First announced by Joy and Nolan back in 2018, The Peripheral is an adaptation of William Gibson’s novel of the same name. Starring Chloë Grace Moretz as protagonist Flynne Fisher, a talented gamer living in the not-so-distant future, the series follows her plight as she tries to hold the delicate strings of her family together while facing off against an organization that wants her and her family dead.

It wouldn’t be a 2020s-era sci-fi show without multiverse nuances, of course, and The Peripheral delivers; as Flynne launches her consciousness into the future by way of a fancy (and probably illegal) virtual reality peripheral, she delves deeper into the mystery of time travel and alternate realities as more personal troubles continue to crop up around her.

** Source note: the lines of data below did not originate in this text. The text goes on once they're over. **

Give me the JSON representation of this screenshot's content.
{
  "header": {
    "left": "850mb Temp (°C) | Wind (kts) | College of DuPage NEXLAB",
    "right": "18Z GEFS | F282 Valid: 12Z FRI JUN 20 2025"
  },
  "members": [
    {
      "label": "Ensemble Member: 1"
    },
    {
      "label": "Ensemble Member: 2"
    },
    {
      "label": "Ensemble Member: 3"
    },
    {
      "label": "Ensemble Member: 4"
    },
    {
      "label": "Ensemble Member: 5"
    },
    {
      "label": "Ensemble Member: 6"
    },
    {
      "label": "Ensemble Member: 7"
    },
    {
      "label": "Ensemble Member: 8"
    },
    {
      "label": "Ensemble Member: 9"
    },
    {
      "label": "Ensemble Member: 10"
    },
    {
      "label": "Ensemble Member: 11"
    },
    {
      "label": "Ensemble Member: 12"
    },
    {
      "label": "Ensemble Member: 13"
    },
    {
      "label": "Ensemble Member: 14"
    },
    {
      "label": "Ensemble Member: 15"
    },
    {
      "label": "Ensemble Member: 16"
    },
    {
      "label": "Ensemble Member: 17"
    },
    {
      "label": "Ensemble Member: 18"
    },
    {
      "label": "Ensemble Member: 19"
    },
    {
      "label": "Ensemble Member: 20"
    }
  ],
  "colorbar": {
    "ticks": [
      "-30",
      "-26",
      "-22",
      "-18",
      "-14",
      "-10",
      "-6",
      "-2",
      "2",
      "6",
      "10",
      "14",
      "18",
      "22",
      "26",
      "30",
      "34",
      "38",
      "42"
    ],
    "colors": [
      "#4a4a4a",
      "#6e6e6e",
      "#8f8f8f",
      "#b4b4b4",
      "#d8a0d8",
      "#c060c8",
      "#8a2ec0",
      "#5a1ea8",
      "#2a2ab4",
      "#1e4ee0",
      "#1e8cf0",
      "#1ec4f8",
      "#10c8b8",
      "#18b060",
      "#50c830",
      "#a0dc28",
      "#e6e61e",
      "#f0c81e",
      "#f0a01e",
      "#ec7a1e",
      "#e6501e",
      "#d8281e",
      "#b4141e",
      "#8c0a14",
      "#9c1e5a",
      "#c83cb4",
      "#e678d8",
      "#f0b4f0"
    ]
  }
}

For one cast member, it’s a refreshing take on the once-obscure genre fiction nuance, which is now a mainstay in the minds of consumers due in large part to the Marvel Cinematic Universe. In an interview with Digital Spy, JJ Feild, who plays wealthy quantum shenanigans enthusiast Lev Zubov in the show, compared The Peripheral‘s handling of the idea of a multiverse with that of Kevin Feige’s magnum opus.

“What’s different about this multiverse is that the multiverses set in Marvel are completely fantastical. There’s a scientific basis for it, as it were. But what Gibson has done is: this is the first time that you don’t have to study quantum physics to go, ‘Oh, that makes sense’.”

He further expanded on what such handling entails and explained how the finer details of time travel work in the series.

“You can’t actually physically time-travel yourself. What you can do is time-travel digital information. You can send that information to a different time, and they can use it and utilise it. That’s the premise of it, and how time-travel and the multi-times and multi-stubs works in this.”

Of course, in the world of genre fiction, and sci-fi, in particular, realism isn’t quite the flex that Feild, himself an MCU veteran thanks to his role in Captain America: The First Avenger, seems to think it is. Nevertheless, The Peripheral certainly isn’t without its merits, and it will continue to deliver full episodes’ worth every Friday on Amazon Prime Video up until the first season’s conclusion on Dec. 2. A second season is already in development.